If you are concerned about getting the flu or you are at high risk, there are steps you can take to protect yourself.
Get a flu vaccine each year
The best way to prevent the influenza is to get a flu vaccine every year. The influenza virus is constantly changing. Each year, scientists work together to identify the virus strains that they believe will cause the most illness, and a new vaccine is made based on their recommendations.
The best time to get a flu vaccine is soon after it becomes available in the fall of each year. Anyone who wants to reduce their chances of getting sick with the flu or of spreading it to others can get vaccinated. Health experts especially recommend that the following people get the seasonal vaccine each year:
- Children aged 6 months up the their 19th birthday
- Pregnant women
- People 50 years of age and older
- People of any age with certain medical conditions, including chronic lung disease
- People who live in nursing homes and other long-term care facilities
- People who live with or care for those at high risk for complications from flu, including health care workers, household contacts of persons at high risk for complications from the flu, and caregivers of children less than 6 months of age who are too young to be vaccinated.
There are two vaccine options available in the United States.
The flu shot – The viruses in the flu shot are inactivated, which means that someone receiving the vaccine cannot get influenza from the flu shot. The exposure to the inactivated influenza virus helps our bodies develop protection by producing antibodies. The amount of antibodies in the body is greatest one to two months after vaccination and then gradually decline. After receiving the flu shot it usually takes about two weeks for the body to develop immunity to influenza.
Three important things to know about the flu shot:
- The American Lung Association study showed that the flu shot is safe for people with asthma.
- The flu shot is covered by Medicare and other health insurance.
- Most people experience little or no reaction to the flu shot.
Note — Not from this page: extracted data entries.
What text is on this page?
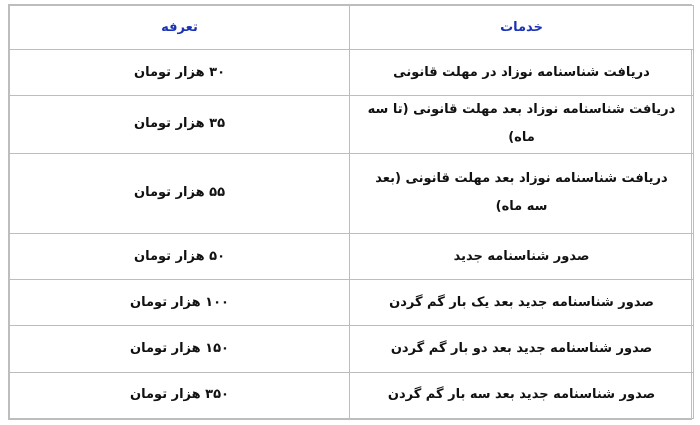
خدمات	تعرفه
دریافت شناسنامه نوزاد در مهلت قانونی	۳۰ هزار تومان
دریافت شناسنامه نوزاد بعد مهلت قانونی (تا سه ماه)	۳۵ هزار تومان
دریافت شناسنامه نوزاد بعد مهلت قانونی (بعد سه ماه)	۵۵ هزار تومان
صدور شناسنامه جدید	۵۰ هزار تومان
صدور شناسنامه جدید بعد یک بار گم گردن	۱۰۰ هزار تومان
صدور شناسنامه جدید بعد دو بار گم گردن	۱۵۰ هزار تومان
صدور شناسنامه جدید بعد سه بار گم گردن	۳۵۰ هزار تومان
The most common side effect is a swollen, red, tender area where the vaccination is given.
FluMist – FluMist is a nasal spray approved to protect people from getting the flu. The nasal spray is made from live but weakened virus strains. FluMist is only approved by the FDA for healthy people ages 2 – 49. It has NOT BEEN proven safe for high risk populations. High risk groups, such as people with asthma or COPD, should receive a flu shot.
Practice good health habits
- Wash your hands often. The most common way to catch the flu is to touch your own eyes, nose or mouth with germy hands. So keep your hands clean, and away from your face. Wash hands with soap and warm water for 30 seconds, or about the amount of time it takes you to sing “Happy Birthday” twice.
- Keep your distance when you are sick or if you are around someone else who is sick.
- Keep it to yourself. One gift you can give others is to help prevent other people from catching your flu. We highly recommend that you STAY HOME from work, school and public places when you are sick. COVER YOUR MOUTH AND NOSE with a tissue or your elbow when coughing or sneezing, but never your hand. It may prevent those around you from getting sick.
Remember, getting an influenza vaccine is the best way to protect yourself from the flu. The shot only takes about two weeks to take effect so it can be effective even if the season has started in your area, and as late in the year as March.